Taken together, Mashal’s Istanbul address and Naim’s Doha comments show that Hamas’s leadership continues to frame its strategy around “armed resistance” and a long struggle, even as some officials test language about “freezing or storing” weapons over a multi-year truce.

Mashal, one of the movement’s most prominent figures, used the Istanbul stage to restate core positions — including opposition to disarmament, insistence on Hamas’s continued role, and the goal of eventually “removing” Israel — in front of an Arabic-speaking audience and without the qualifiers sometimes heard in English-language messaging.

Analysts like Bar and watchdogs such as HonestReporting have pointed to the contrast between those statements and the way some Western coverage has focused on more cautious remarks by other Hamas officials, arguing that Mashal’s address offers a direct look at how Hamas views the ceasefire and the Trump plan.

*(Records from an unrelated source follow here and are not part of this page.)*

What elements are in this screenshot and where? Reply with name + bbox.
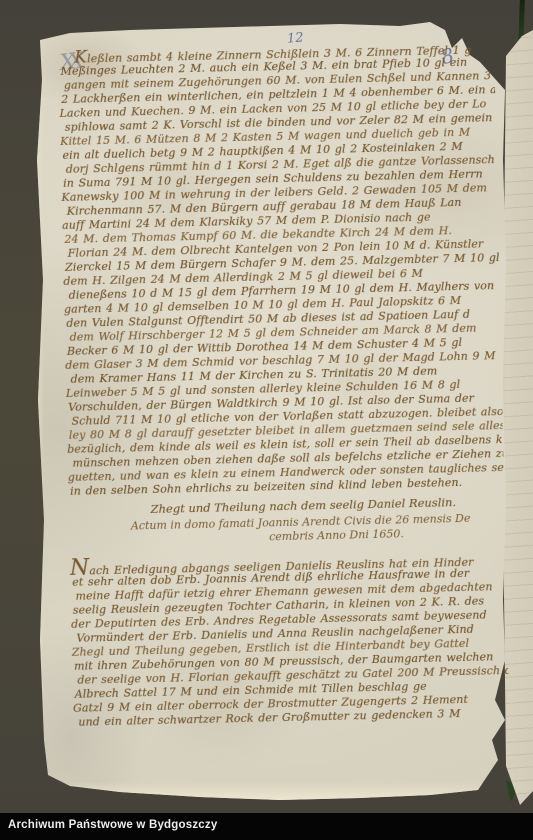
archival-manuscript-photo: XX 12 8 Kleßlen sambt 4 kleine Zinnern S… [0, 0, 533, 840]
inventory-text-block: Kleßlen sambt 4 kleine Zinnern Schißlein… [58, 41, 504, 499]
partition-text-block: Nach Erledigung abgangs seeligen Danieli… [70, 552, 510, 730]
archive-watermark-bar: Archiwum Państwowe w Bydgoszczy [0, 813, 533, 840]
handwriting-layer: Kleßlen sambt 4 kleine Zinnern Schißlein… [58, 38, 510, 740]
archive-name-label: Archiwum Państwowe w Bydgoszczy [0, 813, 217, 831]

At the same time, international diplomacy is now converging on Phase Two, with Trump, Netanyahu, and Arab and European leaders debating how much the plan can realistically achieve if senior Hamas leaders abroad are openly rejecting its disarmament and international-oversight provisions.

While Mashal told supporters that “the battle is not over” and that weapons remain “our honor and glory,” Israel’s prime minister is preparing to sit down with the U.S. president to try to turn Hamas’s arsenal into the centerpiece of Gaza’s next disarmament phase.